Sep 20 2022, 5:25 pm

Canada’s inflation rate slowed to 7% in August, but food costs continue to spike, according to Statistics Canada’s latest report.

That rate is down from 7.6% in July, the second consecutive cooling that was largely driven by one thing — lower gas prices.

“Year over year, gasoline prices rose less in August (+22.1%) compared with July (+35.6%),” reads the agency’s report, which was released on Tuesday. “On a monthly basis, gasoline prices fell 9.6% following a decline in July (-9.2%).”

StatsCan says this was the largest monthly drop in gas prices since April 2020.

What other costs cooled down in August?

Transportation and real estate prices also continued to cool.
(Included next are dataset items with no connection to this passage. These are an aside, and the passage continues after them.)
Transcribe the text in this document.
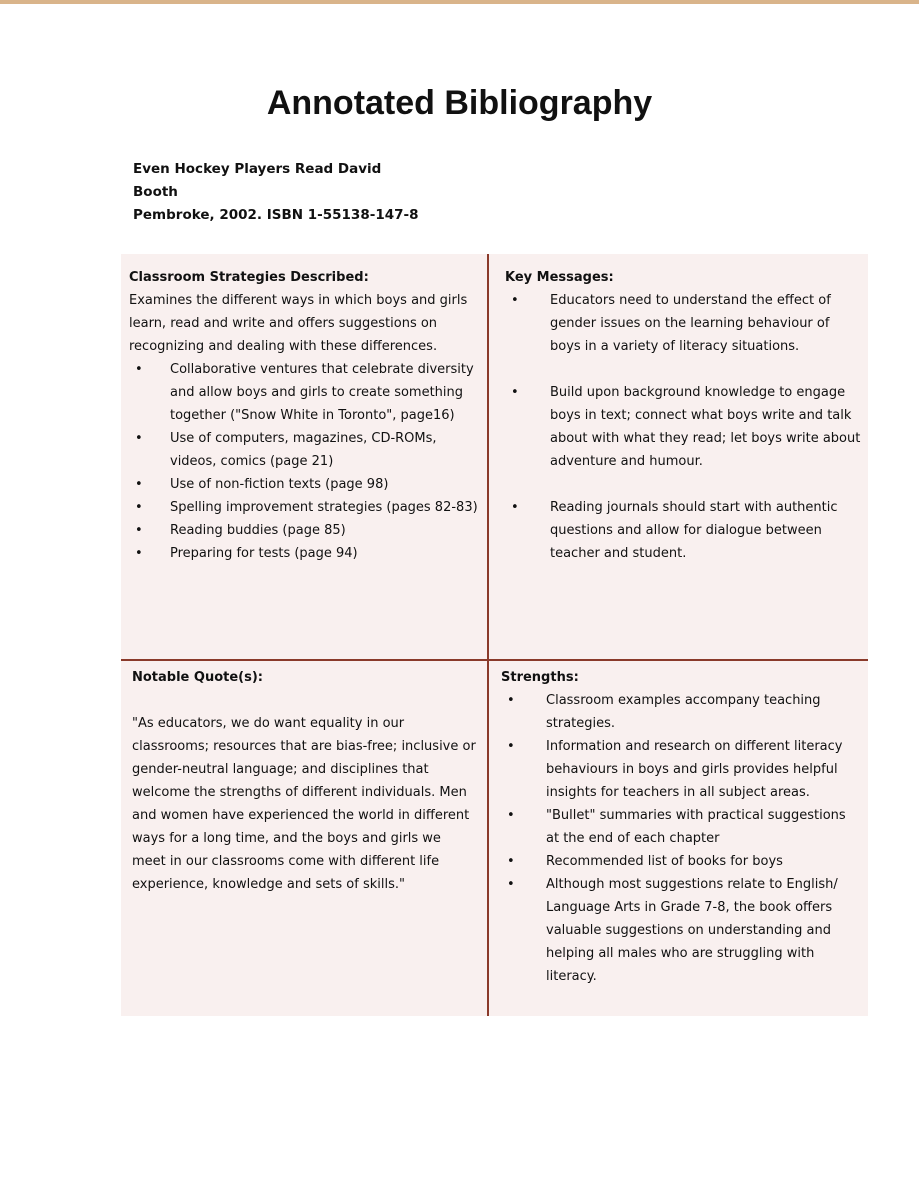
Annotated Bibliography
Even Hockey Players Read David
Booth
Pembroke, 2002. ISBN 1-55138-147-8
Classroom Strategies Described:
Examines the different ways in which boys and girls learn, read and write and offers suggestions on recognizing and dealing with these differences.
• Collaborative ventures that celebrate diversity and allow boys and girls to create something together ("Snow White in Toronto", page16)
• Use of computers, magazines, CD-ROMs, videos, comics (page 21)
• Use of non-fiction texts (page 98)
• Spelling improvement strategies (pages 82-83)
• Reading buddies (page 85)
• Preparing for tests (page 94)
Key Messages:
• Educators need to understand the effect of gender issues on the learning behaviour of boys in a variety of literacy situations.
• Build upon background knowledge to engage boys in text; connect what boys write and talk about with what they read; let boys write about adventure and humour.
• Reading journals should start with authentic questions and allow for dialogue between teacher and student.
Notable Quote(s):
"As educators, we do want equality in our classrooms; resources that are bias-free; inclusive or gender-neutral language; and disciplines that welcome the strengths of different individuals. Men and women have experienced the world in different ways for a long time, and the boys and girls we meet in our classrooms come with different life experience, knowledge and sets of skills."
Strengths:
• Classroom examples accompany teaching strategies.
• Information and research on different literacy behaviours in boys and girls provides helpful insights for teachers in all subject areas.
• "Bullet" summaries with practical suggestions at the end of each chapter
• Recommended list of books for boys
• Although most suggestions relate to English/ Language Arts in Grade 7-8, the book offers valuable suggestions on understanding and helping all males who are struggling with literacy.
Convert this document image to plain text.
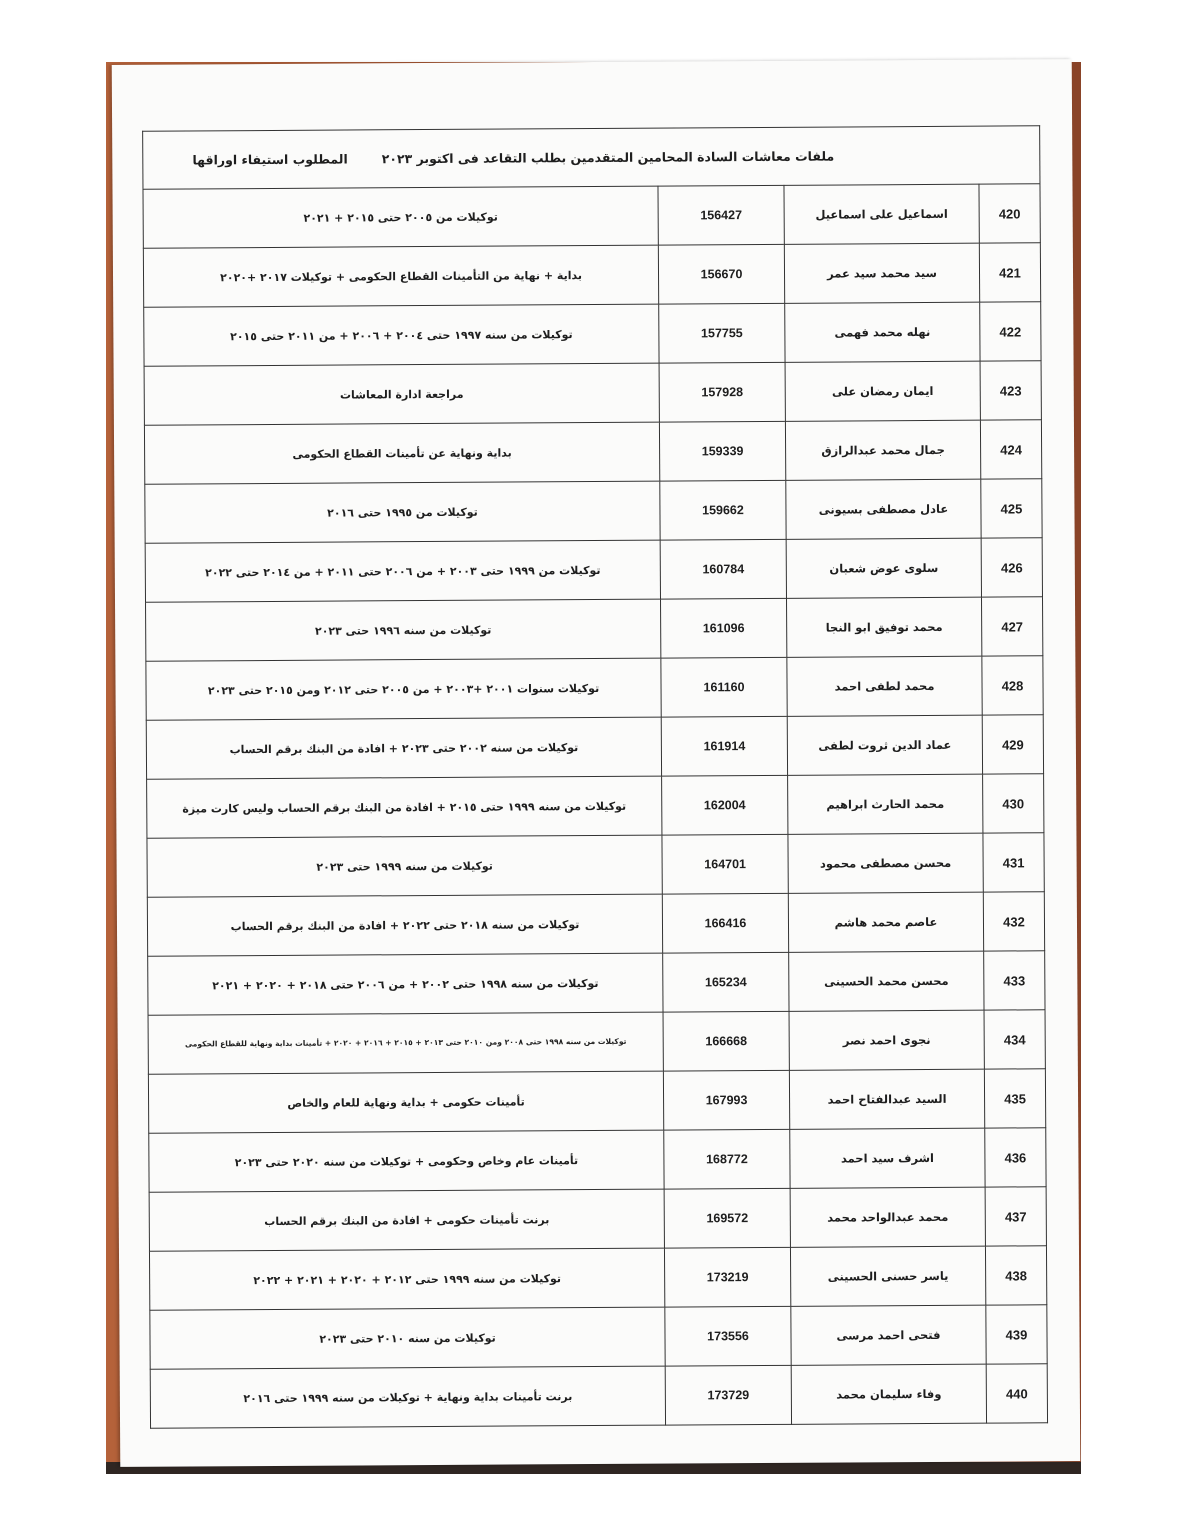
ملفات معاشات السادة المحامين المتقدمين بطلب التقاعد فى اكتوبر ٢٠٢٣
المطلوب استيفاء اوراقها
420	اسماعيل على اسماعيل	156427	توكيلات من ٢٠٠٥ حتى ٢٠١٥ + ٢٠٢١
421	سيد محمد سيد عمر	156670	بداية + نهاية من التأمينات القطاع الحكومى + توكيلات ٢٠١٧ +٢٠٢٠
422	نهله محمد فهمى	157755	توكيلات من سنه ١٩٩٧ حتى ٢٠٠٤ + ٢٠٠٦ + من ٢٠١١ حتى ٢٠١٥
423	ايمان رمضان على	157928	مراجعة ادارة المعاشات
424	جمال محمد عبدالرازق	159339	بداية ونهاية عن تأمينات القطاع الحكومى
425	عادل مصطفى بسيونى	159662	توكيلات من ١٩٩٥ حتى ٢٠١٦
426	سلوى عوض شعبان	160784	توكيلات من ١٩٩٩ حتى ٢٠٠٣ + من ٢٠٠٦ حتى ٢٠١١ + من ٢٠١٤ حتى ٢٠٢٢
427	محمد توفيق ابو النجا	161096	توكيلات من سنه ١٩٩٦ حتى ٢٠٢٣
428	محمد لطفى احمد	161160	توكيلات سنوات ٢٠٠١ +٢٠٠٣ + من ٢٠٠٥ حتى ٢٠١٢ ومن ٢٠١٥ حتى ٢٠٢٣
429	عماد الدين ثروت لطفى	161914	توكيلات من سنه ٢٠٠٢ حتى ٢٠٢٣ + افادة من البنك برقم الحساب
430	محمد الحارث ابراهيم	162004	توكيلات من سنه ١٩٩٩ حتى ٢٠١٥ + افادة من البنك برقم الحساب وليس كارت ميزة
431	محسن مصطفى محمود	164701	توكيلات من سنه ١٩٩٩ حتى ٢٠٢٣
432	عاصم محمد هاشم	166416	توكيلات من سنه ٢٠١٨ حتى ٢٠٢٢ + افادة من البنك برقم الحساب
433	محسن محمد الحسينى	165234	توكيلات من سنه ١٩٩٨ حتى ٢٠٠٢ + من ٢٠٠٦ حتى ٢٠١٨ + ٢٠٢٠ + ٢٠٢١
434	نجوى احمد نصر	166668	توكيلات من سنه ١٩٩٨ حتى ٢٠٠٨ ومن ٢٠١٠ حتى ٢٠١٣ + ٢٠١٥ + ٢٠١٦ + ٢٠٢٠ + تأمينات بداية ونهاية للقطاع الحكومى
435	السيد عبدالفتاح احمد	167993	تأمينات حكومى + بداية ونهاية للعام والخاص
436	اشرف سيد احمد	168772	تأمينات عام وخاص وحكومى + توكيلات من سنه ٢٠٢٠ حتى ٢٠٢٣
437	محمد عبدالواحد محمد	169572	برنت تأمينات حكومى + افادة من البنك برقم الحساب
438	ياسر حسنى الحسينى	173219	توكيلات من سنه ١٩٩٩ حتى ٢٠١٢ + ٢٠٢٠ + ٢٠٢١ + ٢٠٢٢
439	فتحى احمد مرسى	173556	توكيلات من سنه ٢٠١٠ حتى ٢٠٢٣
440	وفاء سليمان محمد	173729	برنت تأمينات بداية ونهاية + توكيلات من سنه ١٩٩٩ حتى ٢٠١٦
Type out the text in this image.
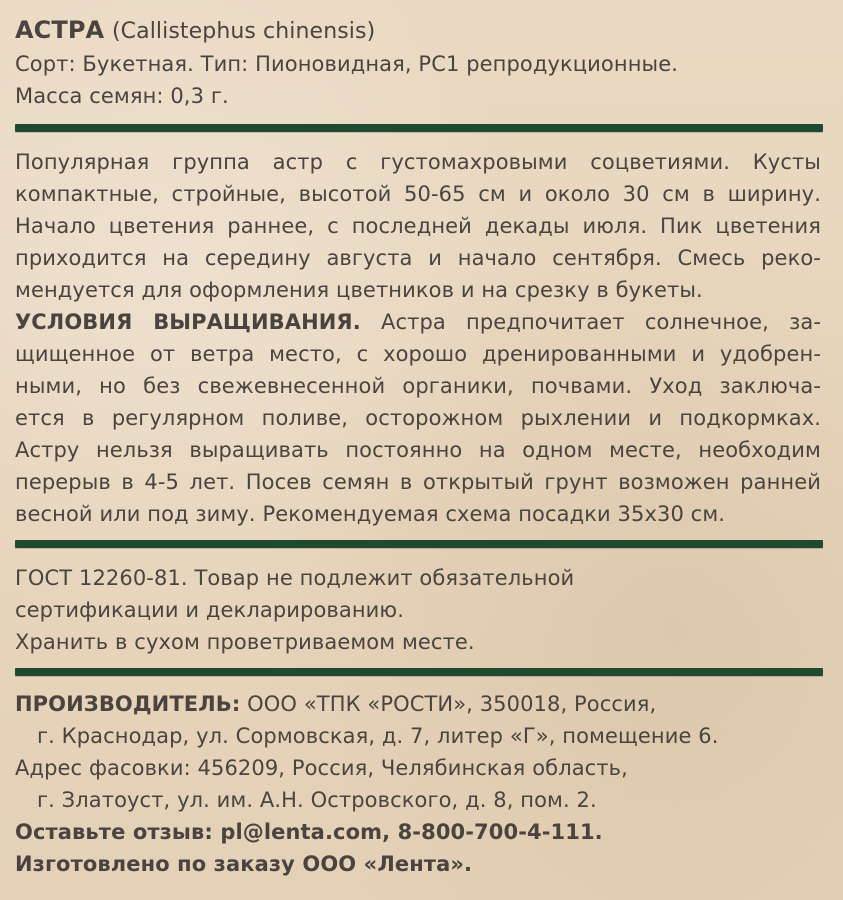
АСТРА (Callistephus chinensis)
Сорт: Букетная. Тип: Пионовидная, РС1 репродукционные.
Масса семян: 0,3 г.
Популярная группа астр с густомахровыми соцветиями. Кусты
компактные, стройные, высотой 50-65 см и около 30 см в ширину.
Начало цветения раннее, с последней декады июля. Пик цветения
приходится на середину августа и начало сентября. Смесь реко-
мендуется для оформления цветников и на срезку в букеты.
УСЛОВИЯ ВЫРАЩИВАНИЯ. Астра предпочитает солнечное, за-
щищенное от ветра место, с хорошо дренированными и удобрен-
ными, но без свежевнесенной органики, почвами. Уход заключа-
ется в регулярном поливе, осторожном рыхлении и подкормках.
Астру нельзя выращивать постоянно на одном месте, необходим
перерыв в 4-5 лет. Посев семян в открытый грунт возможен ранней
весной или под зиму. Рекомендуемая схема посадки 35х30 см.
ГОСТ 12260-81. Товар не подлежит обязательной
сертификации и декларированию.
Хранить в сухом проветриваемом месте.
ПРОИЗВОДИТЕЛЬ: ООО «ТПК «РОСТИ», 350018, Россия,
г. Краснодар, ул. Сормовская, д. 7, литер «Г», помещение 6.
Адрес фасовки: 456209, Россия, Челябинская область,
г. Златоуст, ул. им. А.Н. Островского, д. 8, пом. 2.
Оставьте отзыв: pl@lenta.com, 8-800-700-4-111.
Изготовлено по заказу ООО «Лента».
According to StatsCan, the slow growth of prices in these sectors also “drove the deceleration in consumer prices in August.”

The rise in passenger vehicle prices slowed to 7.3% in August, down from an 8.2% increase in July.

The rise in home prices also cooled to 7.4%, compared to 9.7% in July.

“These movements reflect a general cooling of the housing market,” stated StatsCan.

Prices for household appliances like refrigerators and freezers (+12.0%), laundry and dishwashing appliances (+9.3%), and cooking appliances (+7.9%) also cooled down.

Grocery costs rise at their fastest pace

According to StatsCan, prices for food bought from stores continued to spike in August at 10.8%, rising at its fastest pace since 1981.

“The supply of food continued to be impacted by multiple factors, including extreme weather, higher input costs, Russia’s invasion of Ukraine, and supply chain disruptions,” reads the report.

In fact, the continued rise in food prices has pushed four in five Canadians to believe that grocery stores are taking advantage of inflation to make more profit, according to a recent Angus Reid survey.

StatsCan states that Canadians paid more for meat (+6.5%), dairy products (+7.0%), bakery products (+15.4%), fresh fruit (+13.2%), non-alcoholic beverages (+14.1%), condiments, spices, and vinegars (+17.2%), sugar and confectionery (+11.3%), and fish, seafood, and other marine products (+8.7%).